Darmaningtyas
Aktivis Pendidikan Di Tamansiswa
Keberadaan guru agama asing tiba-tiba menjadi polemik dalam kaitan dengan sikap Menteri Tenaga Kerja Hanif Dhakiri yang melarang orang asing untuk menjadi guru agama di Indonesia. Kementerian Tenaga Kerja pun tengah merevisi Keputusan Menteri Tenaga Kerja dan Transmigrasi (Kepmenakertrans) Nomor 40 Tahun 2012 tentang Jabatan-jabatan Tertentu yang Dilarang Diduduki Tenaga Kerja Asing.
Namun upaya merevisi keputusan Menakertrans tersebut memperoleh tentangan dari Kementerian Agama. Menurut Dirjen Pendidikan Islam Kamaruddin Amin, Kemenag termasuk yang paling terpengaruh oleh revisi tersebut, mengingat ada banyak tenaga asing dari luar negeri untuk mengajar teologi dan menjadi guru agama. Kammarudin justru khawatir atas penurunan kualitas pengajar agama dari Indonesia sendiri dengan adanya pelarangan tersebut (Republika, 7/1 2015). Menghadapi tentangan tersebut, Menteri Tenaga Kerja pun akhirnya menunda implementasi larangan orang asing menjadi guru agama.
Ada 19 jabatan yang tertutup bagi tenaga kerja asing, seperti disebutkan dalam Lampiran Kepmenakertrans Nomor 40 Tahun 2012. Profesi guru, termasuk guru agama, tidak termasuk jabatan yang dilarang. Boleh jadi, revisi Kepmenakertrans tersebut akan memasukkan jabatan guru agama sebagai jabatan yang terlarang bagi tenaga asing.

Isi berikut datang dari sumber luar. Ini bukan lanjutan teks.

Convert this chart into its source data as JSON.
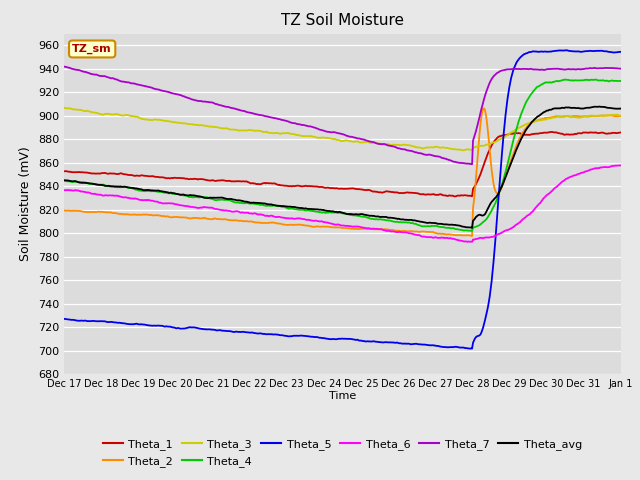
{
  "title": "TZ Soil Moisture",
  "xlabel": "Time",
  "ylabel": "Soil Moisture (mV)",
  "ylim": [
    680,
    970
  ],
  "yticks": [
    680,
    700,
    720,
    740,
    760,
    780,
    800,
    820,
    840,
    860,
    880,
    900,
    920,
    940,
    960
  ],
  "bg_color": "#dcdcdc",
  "fig_bg_color": "#e8e8e8",
  "legend_label": "TZ_sm",
  "series_colors": {
    "Theta_1": "#cc0000",
    "Theta_2": "#ff8c00",
    "Theta_3": "#cccc00",
    "Theta_4": "#00cc00",
    "Theta_5": "#0000ee",
    "Theta_6": "#ff00ff",
    "Theta_7": "#aa00cc",
    "Theta_avg": "#000000"
  },
  "x_tick_labels": [
    "Dec 17",
    "Dec 18",
    "Dec 19",
    "Dec 20",
    "Dec 21",
    "Dec 22",
    "Dec 23",
    "Dec 24",
    "Dec 25",
    "Dec 26",
    "Dec 27",
    "Dec 28",
    "Dec 29",
    "Dec 30",
    "Dec 31",
    "Jan 1"
  ]
}
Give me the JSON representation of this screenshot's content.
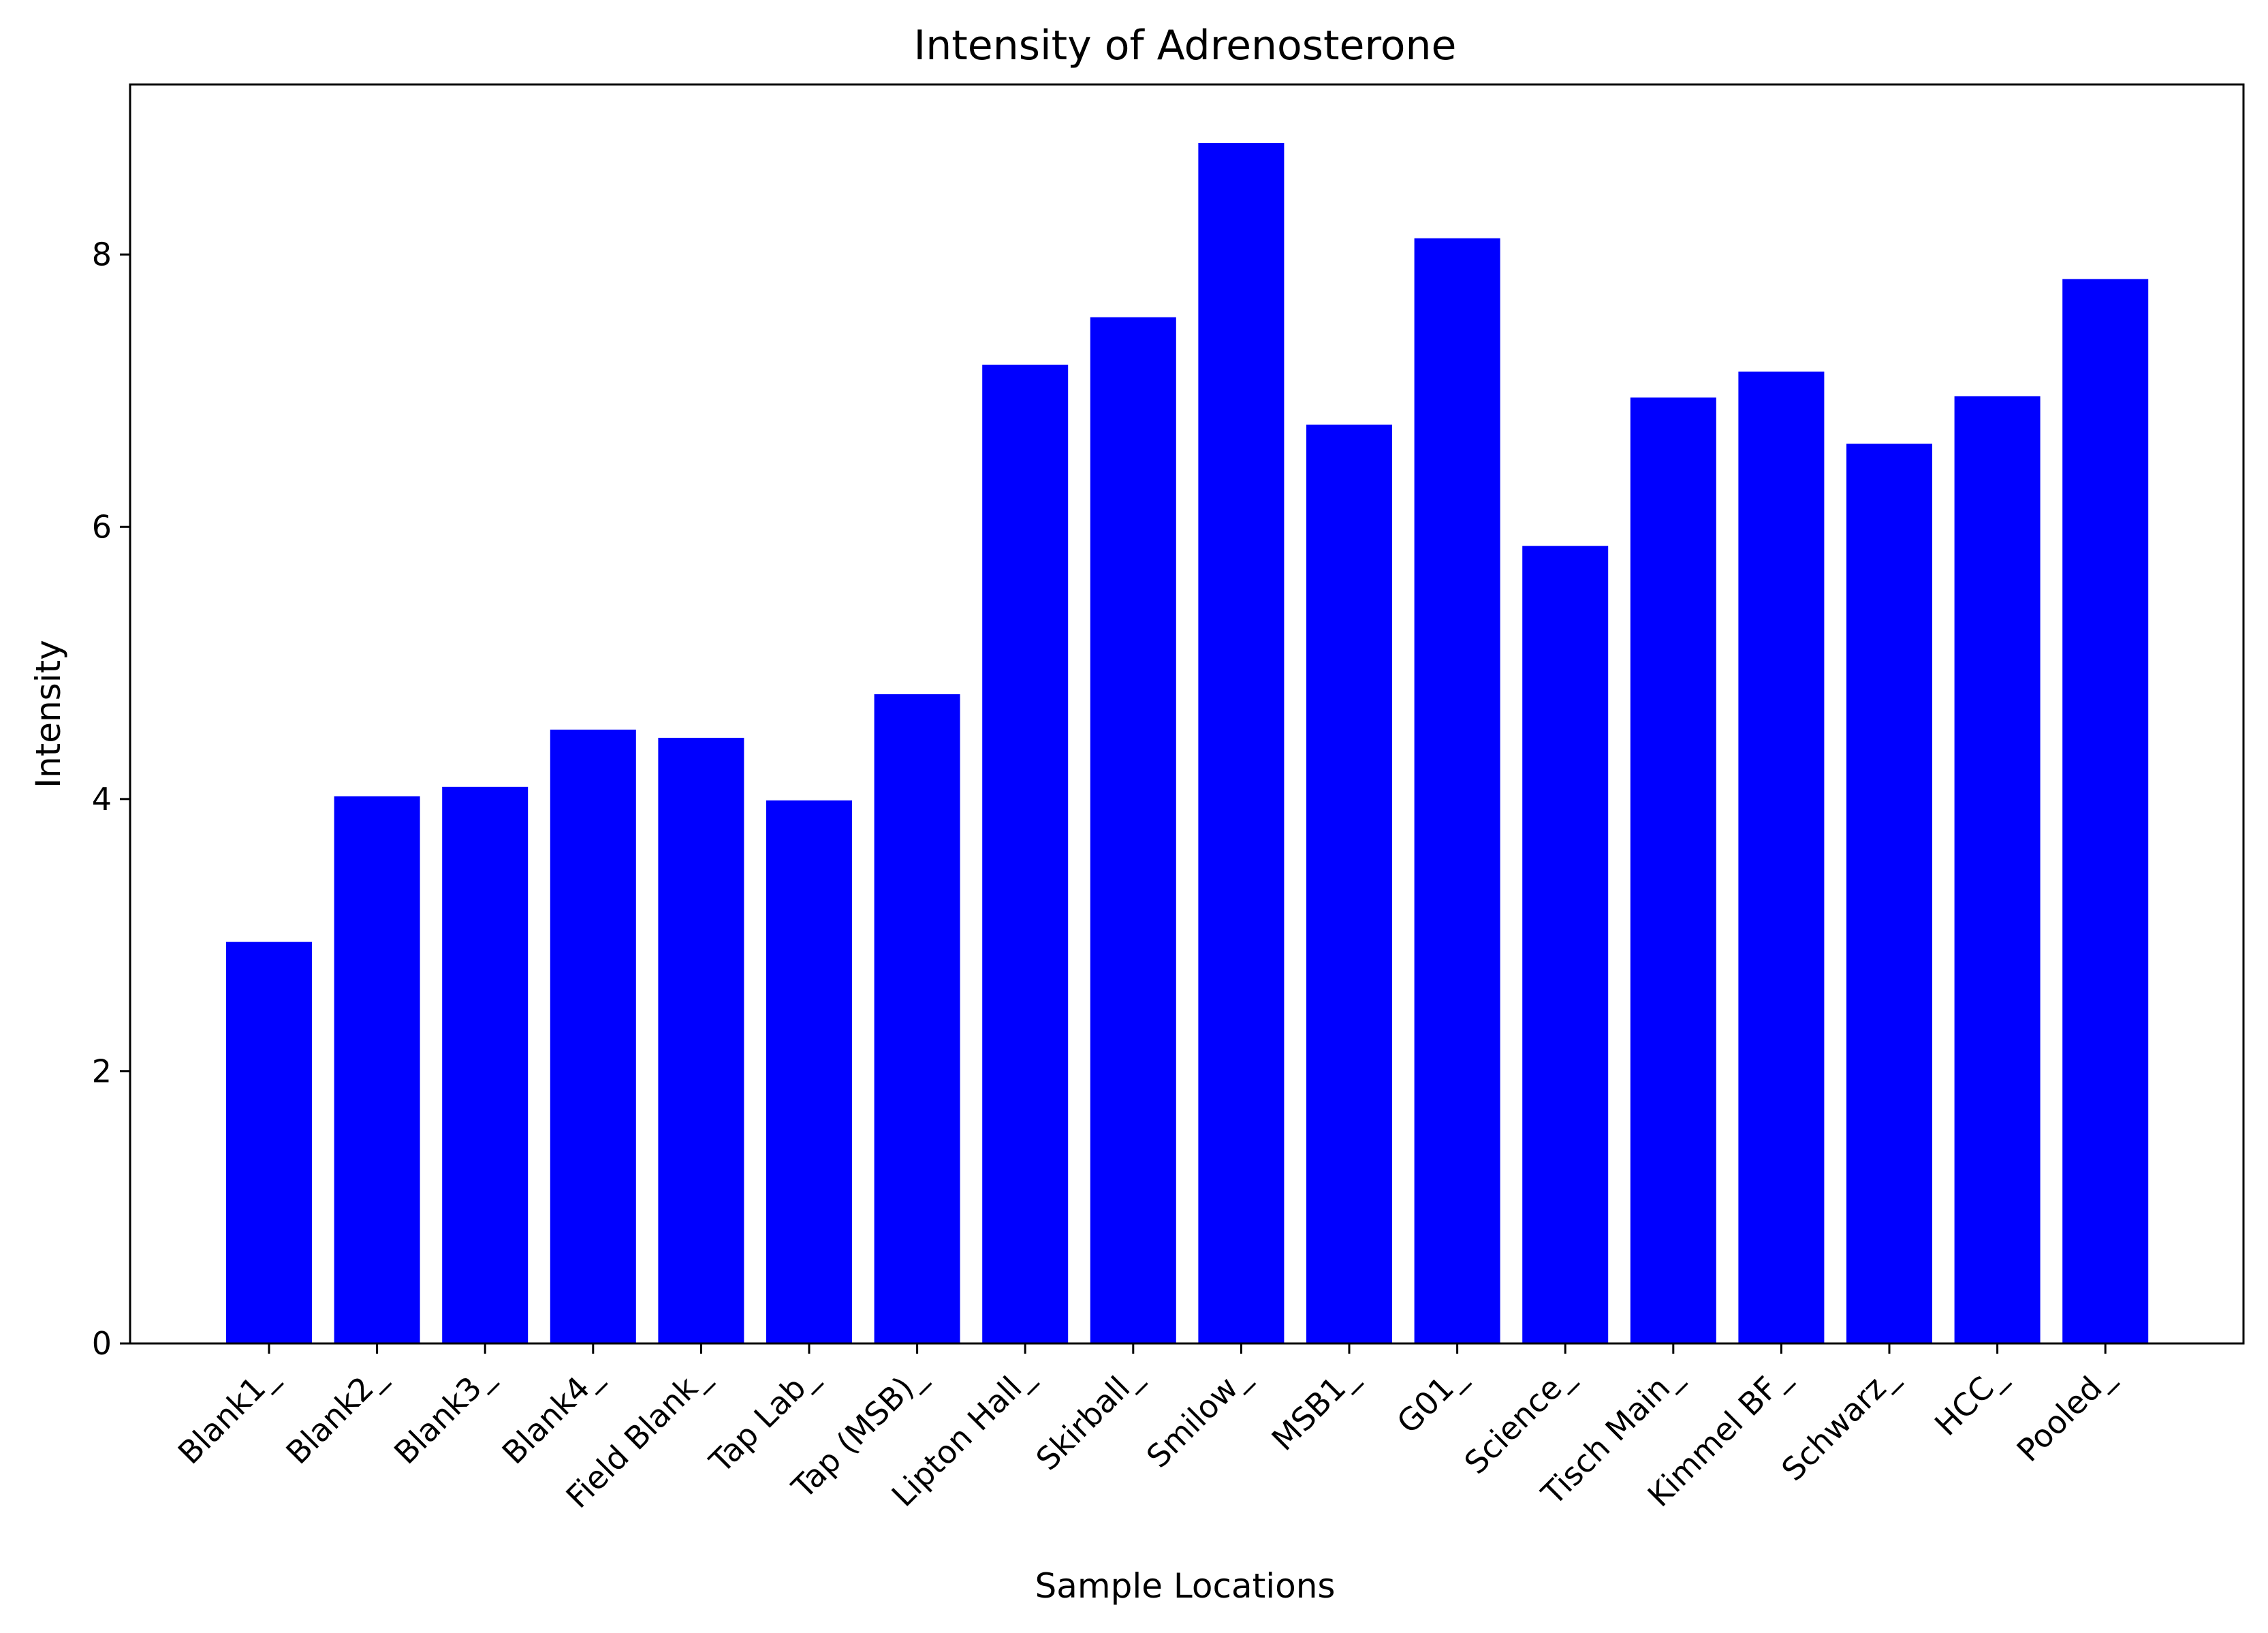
{
  "chart_data": {
    "type": "bar",
    "title": "Intensity of Adrenosterone",
    "xlabel": "Sample Locations",
    "ylabel": "Intensity",
    "categories": [
      "Blank1_",
      "Blank2_",
      "Blank3_",
      "Blank4_",
      "Field Blank_",
      "Tap Lab_",
      "Tap (MSB)_",
      "Lipton Hall_",
      "Skirball_",
      "Smilow_",
      "MSB1_",
      "G01_",
      "Science_",
      "Tisch Main_",
      "Kimmel BF_",
      "Schwarz_",
      "HCC_",
      "Pooled_"
    ],
    "values": [
      2.95,
      4.02,
      4.09,
      4.51,
      4.45,
      3.99,
      4.77,
      7.19,
      7.54,
      8.82,
      6.75,
      8.12,
      5.86,
      6.95,
      7.14,
      6.61,
      6.96,
      7.82
    ],
    "ylim": [
      0,
      9.25
    ],
    "yticks": [
      0,
      2,
      4,
      6,
      8
    ],
    "bar_color": "#0000ff",
    "grid": false,
    "legend": "none"
  }
}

Sesungguhnya, bila kita memperhatikan fungsi pendidikan agama, yang tidak sekadar untuk meningkatkan keimanan dan ketakwaan, tapi juga membentuk karakter bangsa agar menjadi orang yang religius sekaligus memiliki wawasan kebangsaan dan budaya yang kuat, sikap Menteri Hanif Dhakiri melarang TKA menjadi guru agama adalah hal wajar. Hal itu dilakukan mengingat pembentukan karakter bangsa tidak hanya didasarkan pada pemahaman agama secara tekstual, tapi juga secara kontekstual. Secara tekstual, pemahaman guru agama TKA bisa lebih unggul, tapi secara kontekstual belum tentu mereka paham, mengingat mereka tidak mengenal budaya dan adat istiadat kita.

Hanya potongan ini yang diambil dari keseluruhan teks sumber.